Similarly, what size of organisation is involved? It’s an extension of the idea above, but this time you’re looking at two components – the number of people in the decision and execution chain and the capacity or motivation of that organisation to do something in the timeframe you need.
Next, some people are motivated in some way to resist what you’re trying to do, or to modify it in some way to be more like the way they want it done. This isn’t linear, this component is a multiplier.
For example – Sales teams are notorious for thinking no one understands their job and they’re often weak administrators, so if your chain involves changing sales processes then expect to have to spend more time getting buy in and more effort monitoring implementation.

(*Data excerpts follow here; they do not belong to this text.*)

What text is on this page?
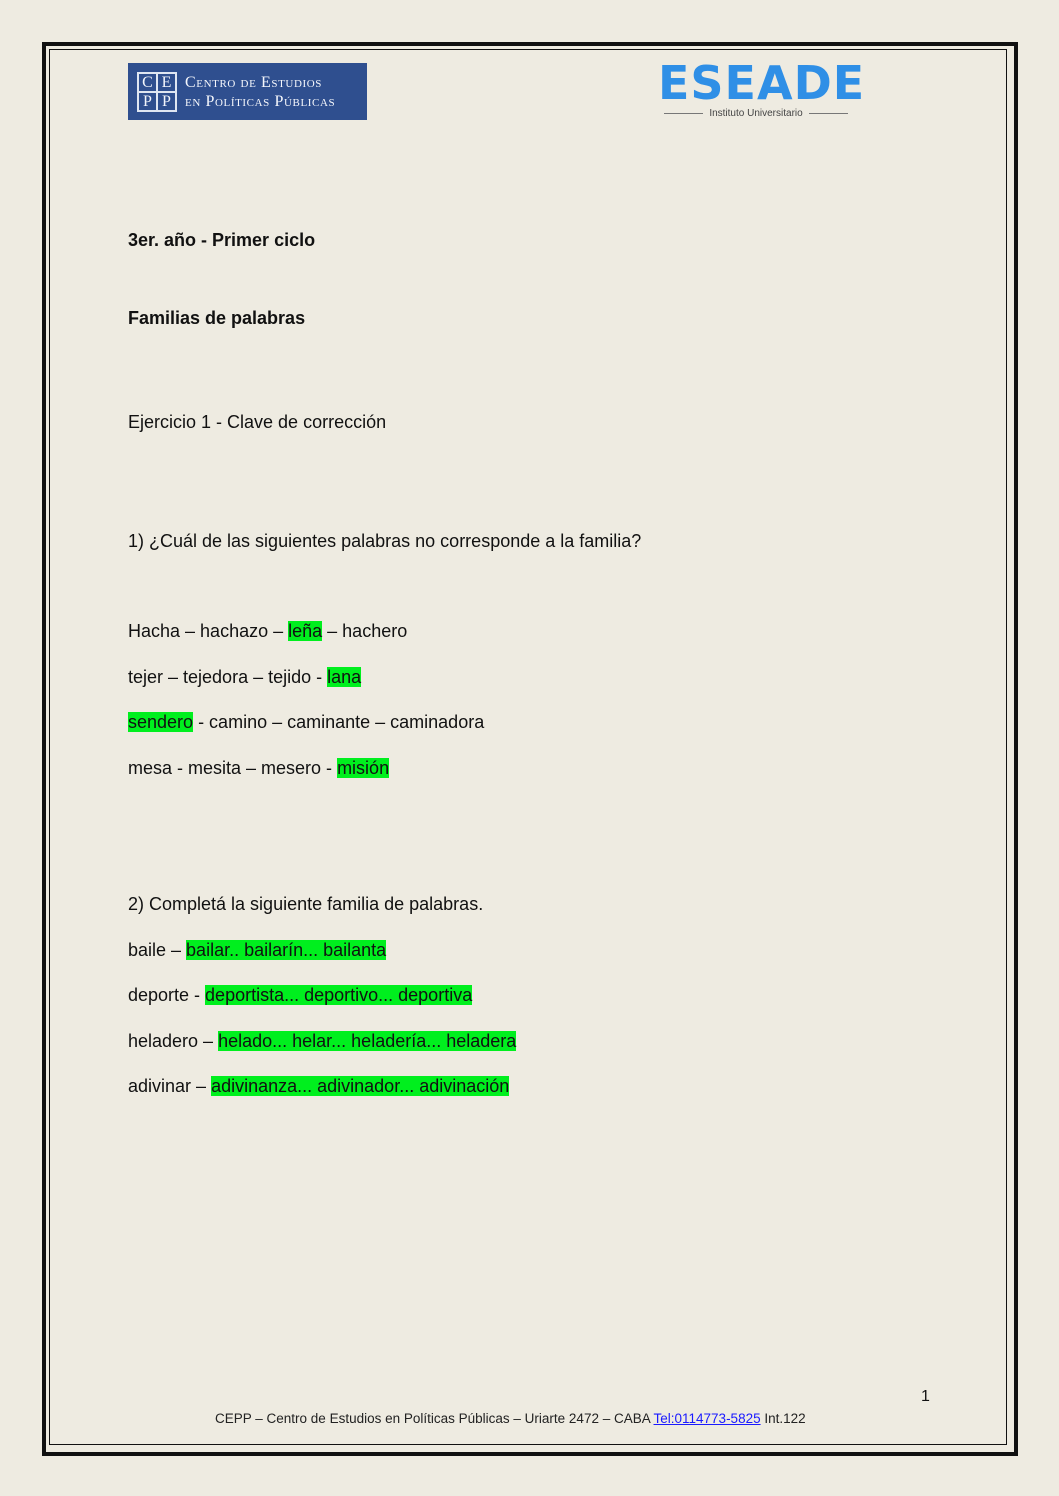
C E
P P
Centro de Estudios
en Políticas Públicas	ESEADE
Instituto Universitario
3er. año - Primer ciclo
Familias de palabras
Ejercicio 1 - Clave de corrección
1) ¿Cuál de las siguientes palabras no corresponde a la familia?
Hacha – hachazo – leña – hachero
tejer – tejedora – tejido - lana
sendero - camino – caminante – caminadora
mesa - mesita – mesero - misión
2) Completá la siguiente familia de palabras.
baile – bailar.. bailarín... bailanta
deporte - deportista... deportivo... deportiva
heladero – helado... helar... heladería... heladera
adivinar – adivinanza... adivinador... adivinación
1
CEPP – Centro de Estudios en Políticas Públicas – Uriarte 2472 – CABA Tel:0114773-5825 Int.122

A more subtle version of this is not necessarily where people are resisting a change, but where they’re not major beneficiaries from it. So it’s not so much they’re actively getting in the way but they don’t see why they should move at the pace you want them to. What can you do auto add value to this person or group? How can you create more urgency or bring them further into the project?

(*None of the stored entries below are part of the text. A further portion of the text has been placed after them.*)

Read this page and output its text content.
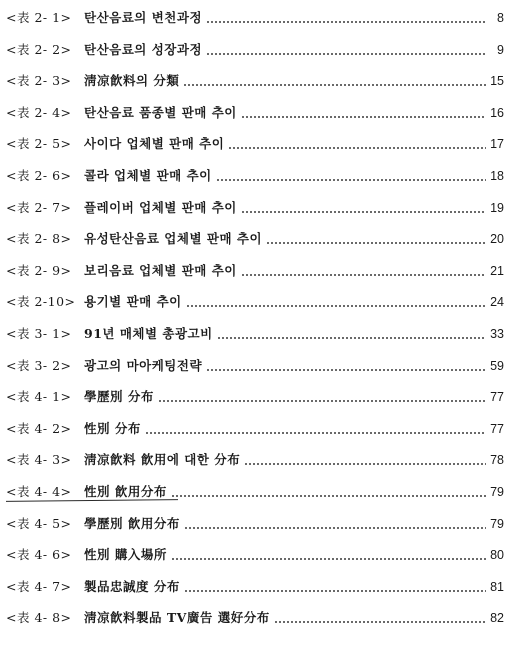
<表 2- 1> 탄산음료의 변천과정	8
<表 2- 2> 탄산음료의 성장과정	9
<表 2- 3> 淸凉飮料의 分類	15
<表 2- 4> 탄산음료 품종별 판매 추이	16
<表 2- 5> 사이다 업체별 판매 추이	17
<表 2- 6> 콜라 업체별 판매 추이	18
<表 2- 7> 플레이버 업체별 판매 추이	19
<表 2- 8> 유성탄산음료 업체별 판매 추이	20
<表 2- 9> 보리음료 업체별 판매 추이	21
<表 2-10> 용기별 판매 추이	24
<表 3- 1> 91년 매체별 총광고비	33
<表 3- 2> 광고의 마아케팅전략	59
<表 4- 1> 學歷別 分布	77
<表 4- 2> 性別 分布	77
<表 4- 3> 淸凉飮料 飮用에 대한 分布	78
<表 4- 4> 性別 飮用分布	79
<表 4- 5> 學歷別 飮用分布	79
<表 4- 6> 性別 購入場所	80
<表 4- 7> 製品忠誠度 分布	81
<表 4- 8> 淸凉飮料製品 TV廣告 選好分布	82
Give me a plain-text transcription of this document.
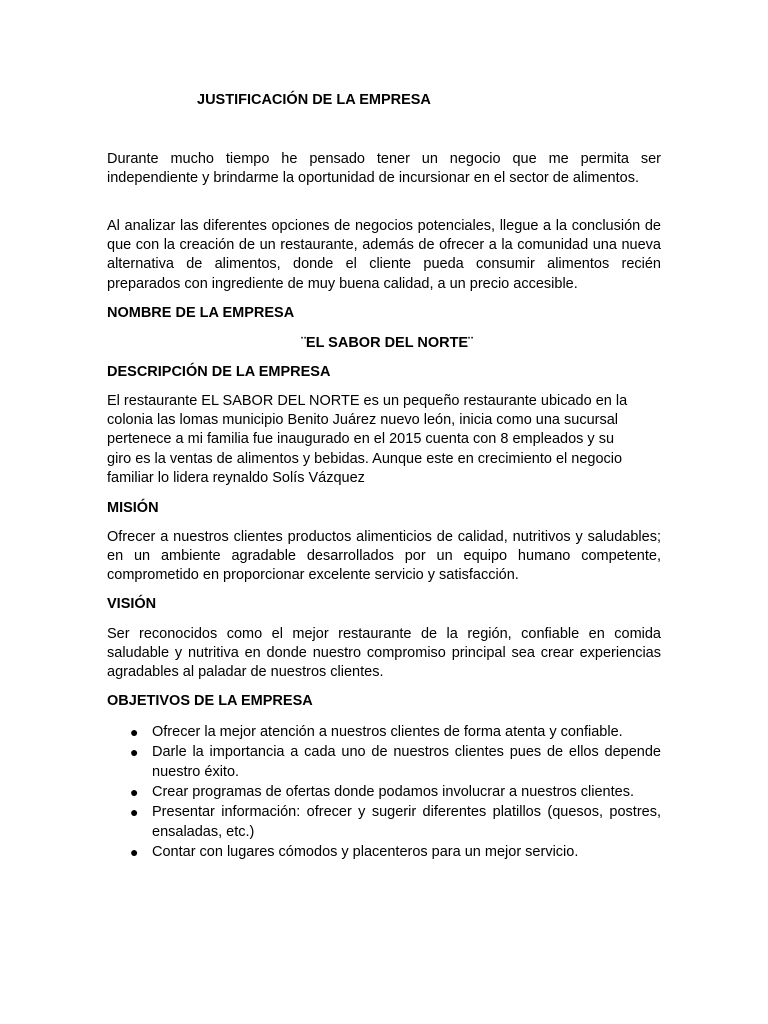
JUSTIFICACIÓN DE LA EMPRESA
Durante mucho tiempo he pensado tener un negocio que me permita ser independiente y brindarme la oportunidad de incursionar en el sector de alimentos.
Al analizar las diferentes opciones de negocios potenciales, llegue a la conclusión de que con la creación de un restaurante, además de ofrecer a la comunidad una nueva alternativa de alimentos, donde el cliente pueda consumir alimentos recién preparados con ingrediente de muy buena calidad, a un precio accesible.
NOMBRE DE LA EMPRESA
¨EL SABOR DEL NORTE¨
DESCRIPCIÓN DE LA EMPRESA
El restaurante EL SABOR DEL NORTE es un pequeño restaurante ubicado en la
colonia las lomas municipio Benito Juárez nuevo león, inicia como una sucursal
pertenece a mi familia fue inaugurado en el 2015 cuenta con 8 empleados y su
giro es la ventas de alimentos y bebidas. Aunque este en crecimiento el negocio
familiar lo lidera reynaldo Solís Vázquez
MISIÓN
Ofrecer a nuestros clientes productos alimenticios de calidad, nutritivos y saludables; en un ambiente agradable desarrollados por un equipo humano competente, comprometido en proporcionar excelente servicio y satisfacción.
VISIÓN
Ser reconocidos como el mejor restaurante de la región, confiable en comida saludable y nutritiva en donde nuestro compromiso principal sea crear experiencias agradables al paladar de nuestros clientes.
OBJETIVOS DE LA EMPRESA
● Ofrecer la mejor atención a nuestros clientes de forma atenta y confiable.
● Darle la importancia a cada uno de nuestros clientes pues de ellos depende nuestro éxito.
● Crear programas de ofertas donde podamos involucrar a nuestros clientes.
● Presentar información: ofrecer y sugerir diferentes platillos (quesos, postres, ensaladas, etc.)
● Contar con lugares cómodos y placenteros para un mejor servicio.
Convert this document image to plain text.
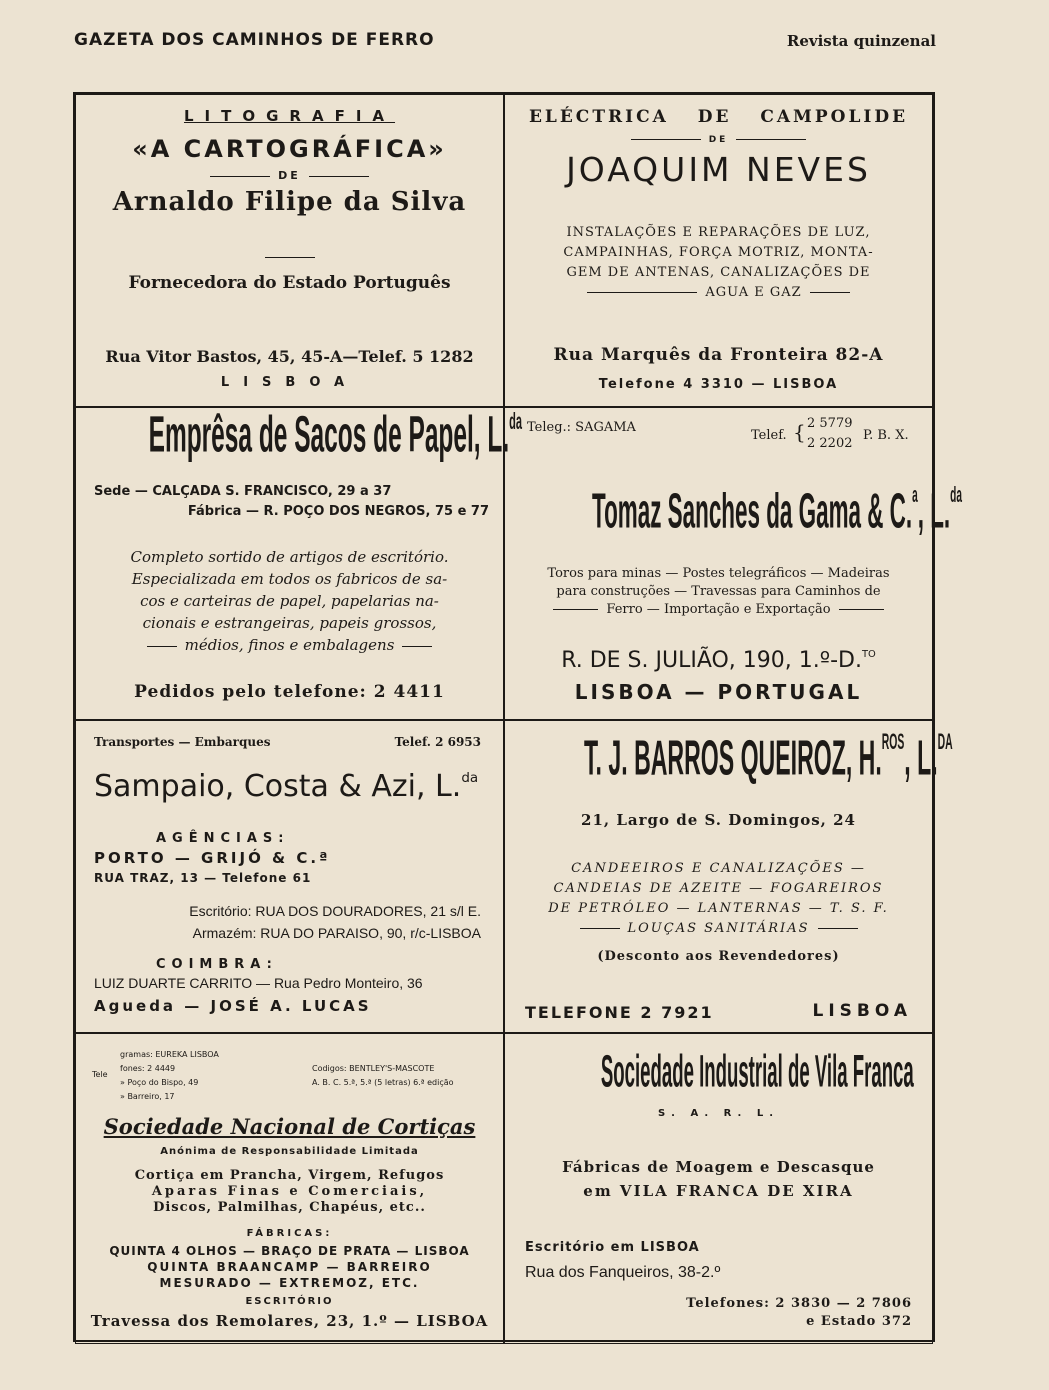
GAZETA DOS CAMINHOS DE FERRO	Revista quinzenal
LITOGRAFIA
«A CARTOGRÁFICA»
DE
Arnaldo Filipe da Silva
Fornecedora do Estado Português
Rua Vitor Bastos, 45, 45-A—Telef. 5 1282
LISBOA
ELÉCTRICA DE CAMPOLIDE
DE
JOAQUIM NEVES
INSTALAÇÕES E REPARAÇÕES DE LUZ,
CAMPAINHAS, FORÇA MOTRIZ, MONTA-
GEM DE ANTENAS, CANALIZAÇÕES DE
AGUA E GAZ
Rua Marquês da Fronteira 82-A
Telefone 4 3310 — LISBOA
Emprêsa de Sacos de Papel, L.$^{da}$
Sede — CALÇADA S. FRANCISCO, 29 a 37
Fábrica — R. POÇO DOS NEGROS, 75 e 77
Completo sortido de artigos de escritório.
Especializada em todos os fabricos de sa-
cos e carteiras de papel, papelarias na-
cionais e estrangeiras, papeis grossos,
médios, finos e embalagens
Pedidos pelo telefone: 2 4411
Teleg.: SAGAMA
Telef. { 2 5779
2 2202
P. B. X.
Tomaz Sanches da Gama & C.$^a$, L.$^{da}$
Toros para minas — Postes telegráficos — Madeiras
para construções — Travessas para Caminhos de
Ferro — Importação e Exportação
R. DE S. JULIÃO, 190, 1.º-D.$^{TO}$
LISBOA — PORTUGAL
Transportes — Embarques	Telef. 2 6953
Sampaio, Costa & Azi, L.$^{da}$
AGÊNCIAS:
PORTO — GRIJÓ & C.ª
RUA TRAZ, 13 — Telefone 61
Escritório: RUA DOS DOURADORES, 21 s/l E.
Armazém: RUA DO PARAISO, 90, r/c-LISBOA
COIMBRA:
LUIZ DUARTE CARRITO — Rua Pedro Monteiro, 36
Agueda — JOSÉ A. LUCAS
T. J. BARROS QUEIROZ, H.$^{ROS}$, L.$^{DA}$
21, Largo de S. Domingos, 24
CANDEEIROS E CANALIZAÇÕES —
CANDEIAS DE AZEITE — FOGAREIROS
DE PETRÓLEO — LANTERNAS — T. S. F.
LOUÇAS SANITÁRIAS
(Desconto aos Revendedores)
TELEFONE 2 7921	LISBOA
Tele
gramas: EUREKA LISBOA
fones: 2 4449
» Poço do Bispo, 49
» Barreiro, 17
Codigos: BENTLEY'S-MASCOTE
A. B. C. 5.ª, 5.ª (5 letras) 6.ª edição
Sociedade Nacional de Cortiças
Anónima de Responsabilidade Limitada
Cortiça em Prancha, Virgem, Refugos
Aparas Finas e Comerciais,
Discos, Palmilhas, Chapéus, etc..
FÁBRICAS:
QUINTA 4 OLHOS — BRAÇO DE PRATA — LISBOA
QUINTA BRAANCAMP — BARREIRO
MESURADO — EXTREMOZ, ETC.
ESCRITÓRIO
Travessa dos Remolares, 23, 1.º — LISBOA
Sociedade Industrial de Vila Franca
S. A. R. L.
Fábricas de Moagem e Descasque
em VILA FRANCA DE XIRA
Escritório em LISBOA
Rua dos Fanqueiros, 38-2.º
Telefones: 2 3830 — 2 7806
e Estado 372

Then there’s the compliance regime you’re operating in. It’s pretty obvious that if you’re trying to get something done in banking you’ll have to allow some time and capacity for the lawyers and regulators to get into it, but it actually doesn’t take much time before companies start to think harder about their legal or finance processes. Plenty of ideas have hit the buffers just because one of the partners has a particular payment process or something like that and they’ve learned not to mess with it, so the project stalls.
Next – how much change are you asking for? I’ll do a blog on change management at some point, but for now, ask yourself how much of a journey you’re asking people to go on with you. This means how complex the project or idea is as well as how different it is from what each partner or component would usually do.
Finally there’s leadership and advocacy. Is the project well-led from your side? Do you have real advocacy in the partner companies? Is everyone as on board with this as you think they are, and do you have the right people in each component to maintain pace?
What to do about it?
As an agency, we’re really good at getting stuff done and helping other people to overcome inertia. So here’s the really simple mental model I use – it’s not something I really think much about anymore, but it’s a constant background monitor until I can feel things slowing, or something starts smelling fishy (eg, responses I’m getting stop matching what I thought people were on board with or additional steps start being added).
The first thing you can do is to make sure everyone is onboard in the first place and that you understand what everyone has to gain from it.
If you think some of the above areas are problematic, then like inertia in physics you’re going to need to do one of three things – add energy, add time, reduce friction.
Reducing friction means looking at the components (organisations and individual people) and making sure that everyone has as much to gain as possible by getting this done with you.
Again like inertia In physics, energy at the start can pay real dividends later. Inertia isn’t just about getting things moving, it’s about things moving at a constant pace. Get inertia working for you with early energy – have a launch, get the merch, have the stakeholders over for dinner together. Get it moving at a pace you want to continue at. The bigger the idea and the group executing it, the more you can roll forward on the initial energy, but beware your direction – bigger trucks at pace take more powerful steering.
Sometimes though, it’s worth taking some time. It’s critical to make sure you’re looking at the factors above and allowing the right amount of time to get something done, but sometimes it’s worth taking a moment to re-align, to reduce friction and to energise part of the machinery. Check all the cogs. When you do, remember to look at the reconfigured project, team or idea and add the energy back in – to re-start it properly.
Inertia is a simple idea, but it’s absolutely critical to develop an internal sense of it, and to understand the importance of pace and how to bring it about. It’s an absolute fundamental.